Barb from That Was Vegan? is one of my vegan sisters and whips up some amazingly delicious creations that will literally have you saying, That Was Vegan? Check out her site for inspiration on cruelty-free eating that is still full of flavor and comfort.
1. Tell us about yourself.
I consider myself to be a very spiritual person. I was also raised as, and continue to be, an atheist. I know some people will see this as an enormous contradiction, but I don’t believe it is at all.
2. Did you attend church? Did you identify with a specific religion? How was it presented to you? How did you relate to it?
Growing up in a small New England town, it seemed that my family was the only one not going to church. I had friends who went weekly, or maybe just on the major religious holidays, but I was pretty much the only one never going at all. True story: I was never even inside of a church until I attended my grandparent’s funeral when I was in high school!
I wasn’t at all curious about it, either. I thought of it as something my family just didn’t do, if I thought of it at all. That started to change when I left for college. I read more, was introduced to a wider range of people and ideas, and began to think more deeply about it. I think this is pretty common phenomena among college students, no matter the topic.
3. Tell us about a significant moment that caused a shift in your spiritual development. Did your spiritual views change as you entered adolescence? Has your relationship with spirituality shifted as you entered adulthood?
It was around this time that I began to consider The Universe as something of a greater power. I came to believe in a sort of “collective spirit” that I felt encapsulated the positive aspects of a society more connected to each other and the planet we share, but without the aspects of organized religion that I perceive as negative. I started to grow more and more into this idea, and I found comfort in it. Was something a coincidence? No, that was simply The Universe telling me something. When things went my way, was it luck? Maybe… or perhaps it was The Universe giving me what I needed.

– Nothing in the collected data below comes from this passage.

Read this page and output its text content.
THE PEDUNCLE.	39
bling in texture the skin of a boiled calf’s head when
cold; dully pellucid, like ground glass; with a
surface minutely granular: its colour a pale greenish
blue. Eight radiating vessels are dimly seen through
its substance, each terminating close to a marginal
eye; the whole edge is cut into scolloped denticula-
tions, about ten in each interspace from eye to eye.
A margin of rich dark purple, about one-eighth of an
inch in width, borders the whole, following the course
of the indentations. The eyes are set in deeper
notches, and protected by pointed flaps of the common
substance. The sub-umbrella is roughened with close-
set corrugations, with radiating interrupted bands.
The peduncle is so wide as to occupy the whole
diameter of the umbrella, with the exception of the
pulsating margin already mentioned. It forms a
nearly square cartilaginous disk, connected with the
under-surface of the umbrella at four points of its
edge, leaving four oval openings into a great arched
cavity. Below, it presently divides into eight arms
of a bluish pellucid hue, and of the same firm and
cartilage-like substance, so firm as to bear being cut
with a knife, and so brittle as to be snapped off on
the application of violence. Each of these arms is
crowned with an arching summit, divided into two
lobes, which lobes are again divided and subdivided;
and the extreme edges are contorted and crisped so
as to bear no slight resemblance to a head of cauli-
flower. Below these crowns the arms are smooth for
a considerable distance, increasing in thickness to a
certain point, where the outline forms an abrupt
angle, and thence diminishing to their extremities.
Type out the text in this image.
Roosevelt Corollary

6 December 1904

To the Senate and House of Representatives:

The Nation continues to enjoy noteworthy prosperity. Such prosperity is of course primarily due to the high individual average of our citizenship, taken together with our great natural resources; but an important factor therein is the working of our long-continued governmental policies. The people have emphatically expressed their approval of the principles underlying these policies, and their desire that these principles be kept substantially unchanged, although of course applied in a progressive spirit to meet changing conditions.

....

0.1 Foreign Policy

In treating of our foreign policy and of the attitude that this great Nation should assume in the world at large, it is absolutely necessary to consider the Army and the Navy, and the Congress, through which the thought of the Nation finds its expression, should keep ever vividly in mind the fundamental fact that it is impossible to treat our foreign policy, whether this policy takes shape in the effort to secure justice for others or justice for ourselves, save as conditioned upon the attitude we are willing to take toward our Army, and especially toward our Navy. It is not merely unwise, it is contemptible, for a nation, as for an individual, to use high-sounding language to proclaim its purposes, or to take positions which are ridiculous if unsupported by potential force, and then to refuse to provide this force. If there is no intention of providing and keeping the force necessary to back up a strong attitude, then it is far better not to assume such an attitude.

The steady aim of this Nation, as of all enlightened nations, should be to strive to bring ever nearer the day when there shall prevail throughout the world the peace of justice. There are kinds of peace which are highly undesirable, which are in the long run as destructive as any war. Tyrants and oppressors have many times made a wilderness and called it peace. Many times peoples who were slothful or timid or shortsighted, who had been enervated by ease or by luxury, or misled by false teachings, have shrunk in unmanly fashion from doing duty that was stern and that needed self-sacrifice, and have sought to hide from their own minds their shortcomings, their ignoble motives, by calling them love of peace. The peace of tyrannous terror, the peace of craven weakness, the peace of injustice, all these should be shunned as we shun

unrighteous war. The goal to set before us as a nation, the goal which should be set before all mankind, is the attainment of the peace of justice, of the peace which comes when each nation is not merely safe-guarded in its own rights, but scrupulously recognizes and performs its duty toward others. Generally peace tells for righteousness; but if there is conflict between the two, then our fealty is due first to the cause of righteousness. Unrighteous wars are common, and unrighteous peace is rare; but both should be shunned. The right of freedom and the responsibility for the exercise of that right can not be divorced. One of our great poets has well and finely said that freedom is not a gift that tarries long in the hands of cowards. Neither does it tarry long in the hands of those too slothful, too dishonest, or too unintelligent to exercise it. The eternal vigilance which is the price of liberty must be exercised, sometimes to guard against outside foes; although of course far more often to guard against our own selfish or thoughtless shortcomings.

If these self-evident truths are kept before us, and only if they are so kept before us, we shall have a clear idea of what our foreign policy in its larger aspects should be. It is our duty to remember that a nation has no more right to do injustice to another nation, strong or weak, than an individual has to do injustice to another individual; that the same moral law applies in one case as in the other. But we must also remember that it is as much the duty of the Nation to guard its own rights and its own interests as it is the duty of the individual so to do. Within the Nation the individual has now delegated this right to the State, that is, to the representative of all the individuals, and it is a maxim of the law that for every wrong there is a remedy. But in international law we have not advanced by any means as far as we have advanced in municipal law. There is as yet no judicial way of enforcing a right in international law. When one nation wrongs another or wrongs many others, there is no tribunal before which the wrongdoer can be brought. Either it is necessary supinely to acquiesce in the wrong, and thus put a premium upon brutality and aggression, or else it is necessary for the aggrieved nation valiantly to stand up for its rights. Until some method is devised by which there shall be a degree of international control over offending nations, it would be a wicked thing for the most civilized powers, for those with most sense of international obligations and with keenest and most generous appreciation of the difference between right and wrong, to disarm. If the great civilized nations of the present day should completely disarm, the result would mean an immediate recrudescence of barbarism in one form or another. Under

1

After college I moved to California and within my first few weeks there a family friend took me with him to a Buddhist retreat high in the mountains outside of Los Angeles. This was my very first introduction to Buddhism. I remember being so nervous, not knowing how to act or what to say or do. I also remember the kindness of everyone there. The monks of course, but also just the other Buddhists, people who had made the trek up the mountain for the day or weekend. It was like existing in a cloud of empathy and compassion. It was a wonderful feeling. This was also where my earlier ideas of a collective spirit and the connection we share with all living beings began to coalesce into something more solid and meaningful in my life.
As soon as I got home I began reading everything I could get my hands on about Buddhism and how to inject the beliefs into everyday life. And while I never became an actual Buddhist, I have continued to try and incorporate as much of that lifestyle as I can into my own.
The Buddhist practices of mindful compassion, understanding, and morality have helped to shape me into the woman I am today. The belief that we are all connected, that all lives matter, and especially the karmic impact of every choice I make help to keep me on the path I feel is right for me. It plays a part in every corner of my life, from my veganism to my relationships to the way I interact with strangers. It has become a part of my spiritualism, the very core of who I am.
4. What is your spiritual life like today?
And who is it that I am? Well I guess I’m a Spiritual Atheist with Buddhistic Tendencies. Who doesn’t use or consume animal products. Who tries (and sometimes fails) to always be a good person. To do the right thing. I’m completely imperfect, and even that is a part of my spirituality, because it’s a constant reminder that no one is perfect, so I shouldn’t judge. I should instead focusing on improving both myself and the world around me, as best I can. I am a lot of things!
The Center for Spiritual Atheism describes Wholistic Ethics as the belief amongst those who describe themselves as spiritual that as they go about their lives, they should be striving to be healthy and happy, and to help the world around them be healthy and happy too. I love both the term and the definition. I believe if everyone, no matter their religion or beliefs, followed those basic tenets, the world could be an infinitely better place. Wouldn’t that be wonderful?